The numbers tell the story of a market firing on multiple cylinders. The Nasdaq surged more than 8% in May, the S&P 500 advanced roughly 5%, and the Dow added 3%. First-quarter S&P 500 earnings are on track to climb almost 29% year-over-year, with AI-related heavyweights doing much of the lifting.

Two Tailwinds Converged

The rally was not built on tech alone. A 60-day memorandum of understanding between the U.S. and Iran to extend their ceasefire sent oil prices tumbling roughly 20% from 2026 highs, pulling Brent crude to $92.56 and WTI below $88. That collapse in energy costs acts as a de facto stimulus for consumers and corporates alike, and it was the catalyst that brought cyclical sectors along for the ride in the final week of May.

At the same time, the AI trade broadened meaningfully. Where Nvidia once dominated every AI-related conversation on trading desks, May saw a rotation into memory and CPU names. Intel and AMD each gained roughly 25% on the month, and Micron surged 37% on its way to a $1 trillion market cap. A Mizuho analyst described it as a "changing of the guard in AI," and for now, the broader participation is a healthy signal for the bull market's durability.

What Could Slow the Tape

Not everything in the backdrop is supportive. The 10-year Treasury yield rose to 4.47% Monday morning, recovering from three-week lows, and the bond market is increasingly uncomfortable with inflation readings that refuse to cooperate with the Fed's 2% target. April's headline PCE came in at 3.8% year-over-year — the highest since May 2023 — and core PCE sits at 3.3%. Markets are now pricing a 46% probability of a Fed rate hike by December, a dramatic shift from the cut expectations that dominated the start of the year.

The economic calendar this week will test the rally's resilience. The ISM Manufacturing PMI drops at 10 a.m.
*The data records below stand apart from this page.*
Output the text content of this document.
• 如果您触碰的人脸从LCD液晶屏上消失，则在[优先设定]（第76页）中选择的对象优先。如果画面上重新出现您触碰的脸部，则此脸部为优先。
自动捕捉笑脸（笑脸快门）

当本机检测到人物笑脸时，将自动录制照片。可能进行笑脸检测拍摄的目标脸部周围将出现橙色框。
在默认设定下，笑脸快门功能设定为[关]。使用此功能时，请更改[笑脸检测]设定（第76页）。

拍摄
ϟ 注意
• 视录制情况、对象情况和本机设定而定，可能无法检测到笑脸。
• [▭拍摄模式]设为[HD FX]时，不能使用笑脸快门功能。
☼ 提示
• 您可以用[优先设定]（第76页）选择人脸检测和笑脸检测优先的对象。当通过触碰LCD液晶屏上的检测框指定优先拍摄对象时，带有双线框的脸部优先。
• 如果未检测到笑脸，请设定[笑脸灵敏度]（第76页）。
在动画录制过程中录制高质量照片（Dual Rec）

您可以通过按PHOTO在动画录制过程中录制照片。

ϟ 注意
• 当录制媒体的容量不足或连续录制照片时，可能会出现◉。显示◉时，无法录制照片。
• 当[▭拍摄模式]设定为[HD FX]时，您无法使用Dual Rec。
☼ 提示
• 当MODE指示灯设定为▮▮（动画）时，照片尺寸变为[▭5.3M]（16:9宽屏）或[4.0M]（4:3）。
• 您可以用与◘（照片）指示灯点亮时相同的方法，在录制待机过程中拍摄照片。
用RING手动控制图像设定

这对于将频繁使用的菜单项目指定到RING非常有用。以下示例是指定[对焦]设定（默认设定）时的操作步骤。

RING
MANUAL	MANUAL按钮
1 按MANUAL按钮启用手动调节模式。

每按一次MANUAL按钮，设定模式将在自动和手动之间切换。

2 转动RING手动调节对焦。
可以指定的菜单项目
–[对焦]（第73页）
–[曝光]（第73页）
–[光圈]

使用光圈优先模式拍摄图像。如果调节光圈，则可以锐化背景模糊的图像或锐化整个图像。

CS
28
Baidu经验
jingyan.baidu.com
ET today and arrives after the Chicago PMI's stunning surge to 62.7 from 49.2 in April — a 13.5-point jump that crushed the 50.5 consensus. If the national ISM number confirms that kind of manufacturing strength, it bolsters the growth story but could also stoke rate-hike fears.

The Week Ahead

Beyond today's ISM print, ADP employment data arrives Wednesday and the Bureau of Labor Statistics nonfarm payrolls report hits Friday morning. April's payrolls came in at a soft 115,000, and any material upside surprise in the May number could push Treasury yields higher and pressure the multiple on growth stocks that powered this rally. Conversely, another soft reading would reinforce the "Goldilocks" narrative — growth resilient enough to support earnings but cool enough to keep the Fed on hold.
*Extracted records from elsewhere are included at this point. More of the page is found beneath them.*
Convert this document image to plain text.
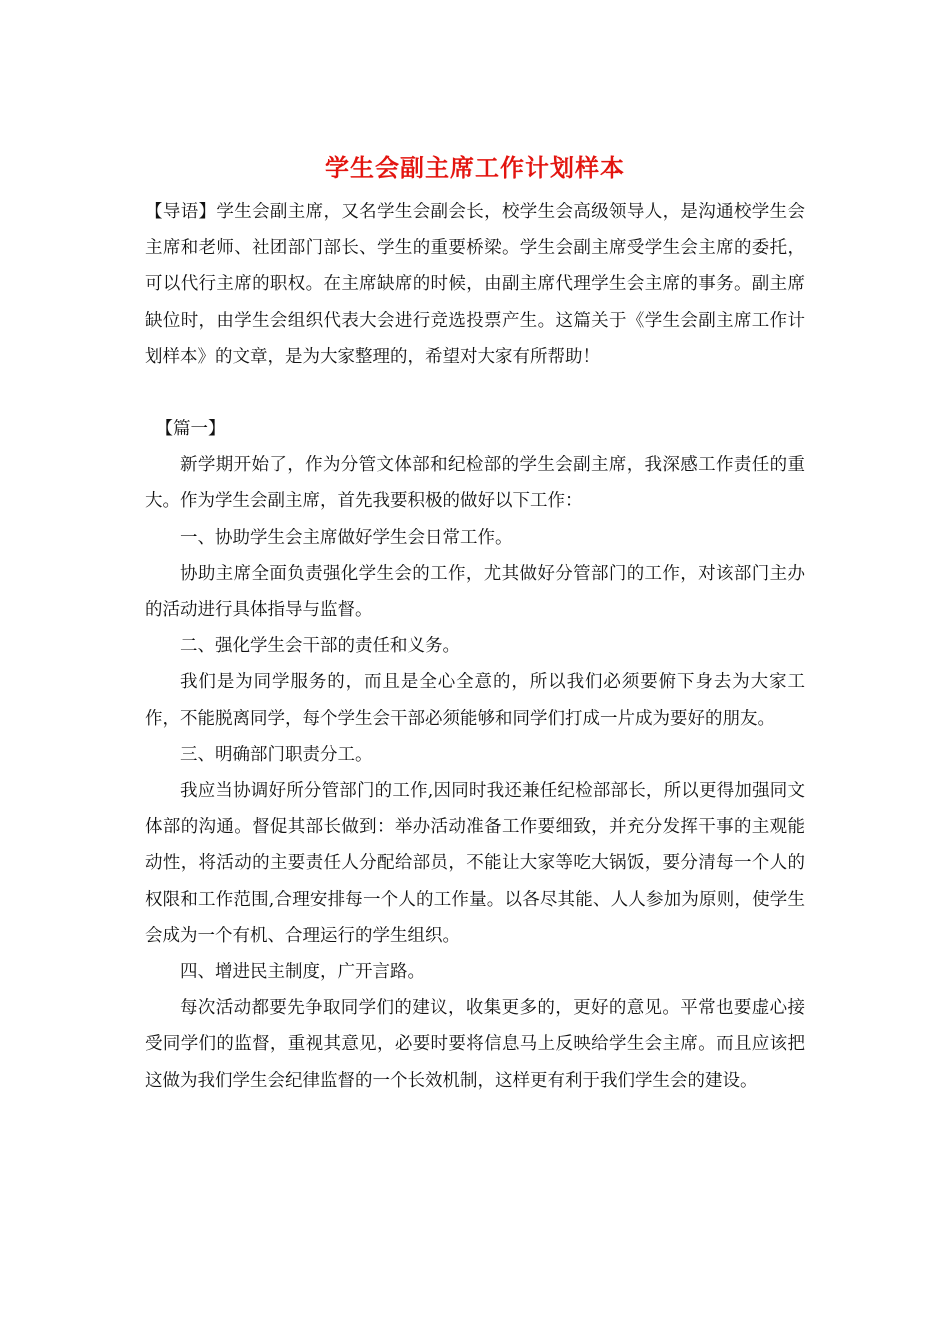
学生会副主席工作计划样本

【导语】学生会副主席，又名学生会副会长，校学生会高级领导人，是沟通校学生会主席和老师、社团部门部长、学生的重要桥梁。学生会副主席受学生会主席的委托，可以代行主席的职权。在主席缺席的时候，由副主席代理学生会主席的事务。副主席缺位时，由学生会组织代表大会进行竞选投票产生。这篇关于《学生会副主席工作计划样本》的文章，是为大家整理的，希望对大家有所帮助！

【篇一】

新学期开始了，作为分管文体部和纪检部的学生会副主席，我深感工作责任的重大。作为学生会副主席，首先我要积极的做好以下工作：

一、协助学生会主席做好学生会日常工作。

协助主席全面负责强化学生会的工作，尤其做好分管部门的工作，对该部门主办的活动进行具体指导与监督。

二、强化学生会干部的责任和义务。

我们是为同学服务的，而且是全心全意的，所以我们必须要俯下身去为大家工作，不能脱离同学，每个学生会干部必须能够和同学们打成一片成为要好的朋友。

三、明确部门职责分工。

我应当协调好所分管部门的工作,因同时我还兼任纪检部部长，所以更得加强同文体部的沟通。督促其部长做到：举办活动准备工作要细致，并充分发挥干事的主观能动性，将活动的主要责任人分配给部员，不能让大家等吃大锅饭，要分清每一个人的权限和工作范围,合理安排每一个人的工作量。以各尽其能、人人参加为原则，使学生会成为一个有机、合理运行的学生组织。

四、增进民主制度，广开言路。

每次活动都要先争取同学们的建议，收集更多的，更好的意见。平常也要虚心接受同学们的监督，重视其意见，必要时要将信息马上反映给学生会主席。而且应该把这做为我们学生会纪律监督的一个长效机制，这样更有利于我们学生会的建设。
The S&P 500's next technical test sits at 7,600, the round-number resistance level traders will be watching. With record earnings growth, a disinflationary oil backdrop, and broadening AI participation, the path of least resistance remains higher — provided this week's data cooperates. The first trading day of June sets the tone, and bulls have momentum firmly on their side.